Speaker: Teresa V. Bowman, associate professor in Albert Einstein College of Medicine (Department of Developmental and Molecular Biology and Department of Medicine [Oncology])
Title: "The long and winding road: hematopoietic formation to function"
Abstract: Hematopoietic stem cells (HSCs) arise embryonically and sustain the entire blood system from birth until death due to their immense capacities for self-replication and multi-lineage differentiation. Accumulation of malfunctioning HSCs results in hematologic disorders such as clonal hematopoiesis, myelodysplastic syndrome (MDS), and acute myeloid leukemia. Our group seeks to define regulators critical for de novo HSC production using genomics approaches and genetic manipulation in embryonic zebrafish and decipher how mutations found in human MDS alter stem cell traits and influence differentiation choices. Our recent studies in early development revealed that nascent HSCs robustly regenerate but display differentiation latency until later in life.
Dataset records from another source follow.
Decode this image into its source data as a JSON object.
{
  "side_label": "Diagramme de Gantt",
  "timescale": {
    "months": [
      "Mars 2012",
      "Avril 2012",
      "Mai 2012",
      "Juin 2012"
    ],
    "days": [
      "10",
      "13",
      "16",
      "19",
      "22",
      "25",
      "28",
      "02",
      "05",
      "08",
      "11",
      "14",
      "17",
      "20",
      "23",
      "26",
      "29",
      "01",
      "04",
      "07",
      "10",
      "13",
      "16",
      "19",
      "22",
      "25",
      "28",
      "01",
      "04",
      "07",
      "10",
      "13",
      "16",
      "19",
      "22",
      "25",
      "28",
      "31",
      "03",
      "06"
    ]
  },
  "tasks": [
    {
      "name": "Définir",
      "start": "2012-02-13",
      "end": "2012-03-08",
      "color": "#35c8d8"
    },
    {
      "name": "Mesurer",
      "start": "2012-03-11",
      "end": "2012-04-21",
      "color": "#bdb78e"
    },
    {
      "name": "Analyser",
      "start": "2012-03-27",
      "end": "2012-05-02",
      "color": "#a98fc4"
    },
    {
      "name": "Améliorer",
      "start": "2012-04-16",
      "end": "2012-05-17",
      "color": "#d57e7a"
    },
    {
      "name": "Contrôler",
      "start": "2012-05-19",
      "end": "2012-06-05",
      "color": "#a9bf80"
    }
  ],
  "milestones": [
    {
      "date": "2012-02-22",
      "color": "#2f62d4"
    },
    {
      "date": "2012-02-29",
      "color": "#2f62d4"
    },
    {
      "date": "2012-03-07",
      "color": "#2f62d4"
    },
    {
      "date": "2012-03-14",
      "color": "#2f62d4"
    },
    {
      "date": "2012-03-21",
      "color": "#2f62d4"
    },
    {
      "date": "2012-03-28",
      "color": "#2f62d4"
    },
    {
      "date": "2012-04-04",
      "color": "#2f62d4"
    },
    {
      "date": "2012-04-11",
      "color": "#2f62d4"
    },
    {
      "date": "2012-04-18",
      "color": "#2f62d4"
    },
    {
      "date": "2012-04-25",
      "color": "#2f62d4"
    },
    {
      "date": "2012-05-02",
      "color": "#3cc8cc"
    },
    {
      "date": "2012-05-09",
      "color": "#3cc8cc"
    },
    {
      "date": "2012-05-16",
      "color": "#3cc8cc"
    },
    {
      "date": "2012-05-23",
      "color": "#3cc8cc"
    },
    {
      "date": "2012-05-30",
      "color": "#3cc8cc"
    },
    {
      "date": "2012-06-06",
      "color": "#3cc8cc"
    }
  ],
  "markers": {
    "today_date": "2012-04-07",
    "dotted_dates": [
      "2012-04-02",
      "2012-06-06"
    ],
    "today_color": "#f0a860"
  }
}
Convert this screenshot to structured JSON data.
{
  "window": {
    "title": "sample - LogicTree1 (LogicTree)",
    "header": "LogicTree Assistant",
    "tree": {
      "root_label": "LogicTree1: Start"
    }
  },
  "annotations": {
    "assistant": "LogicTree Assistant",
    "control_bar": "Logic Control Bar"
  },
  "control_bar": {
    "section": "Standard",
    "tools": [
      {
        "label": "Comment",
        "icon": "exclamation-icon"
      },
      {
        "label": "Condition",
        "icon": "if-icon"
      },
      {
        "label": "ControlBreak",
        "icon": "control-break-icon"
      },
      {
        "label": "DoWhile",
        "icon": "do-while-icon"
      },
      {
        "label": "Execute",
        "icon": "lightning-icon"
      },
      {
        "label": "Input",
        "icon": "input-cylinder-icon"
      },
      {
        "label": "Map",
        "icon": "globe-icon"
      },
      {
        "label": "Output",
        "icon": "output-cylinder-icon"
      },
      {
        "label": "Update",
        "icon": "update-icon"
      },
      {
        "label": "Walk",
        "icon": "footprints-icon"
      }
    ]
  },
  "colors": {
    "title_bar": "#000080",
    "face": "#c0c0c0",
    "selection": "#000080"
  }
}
In contrast, HSC-independent embryonic progenitors, which arise concurrently with HSCs, sustain hematopoiesis from embryonic until juvenile stages, much later than previously expected. We also discovered that the MDS-associated factor DEAD-box helicase 41 (Ddx41) is a novel regulator controlling the number of hematopoietic stem and progenitor cells (HSPC) emerging during development. Deficiency of Ddx41 results in accumulation of R-loops, nucleic acid structural variants comprised of ssDNA and RNA:DNA hybrids, which serve as stimulants of the cGAS-STING inflammatory cascade that can promote HSPC production. Combined, our studies have implications for unlocking the programs underlying the genesis of bona fide HSCs and deciphering mechanisms that drive their aberrant expansion in myeloid malignancies.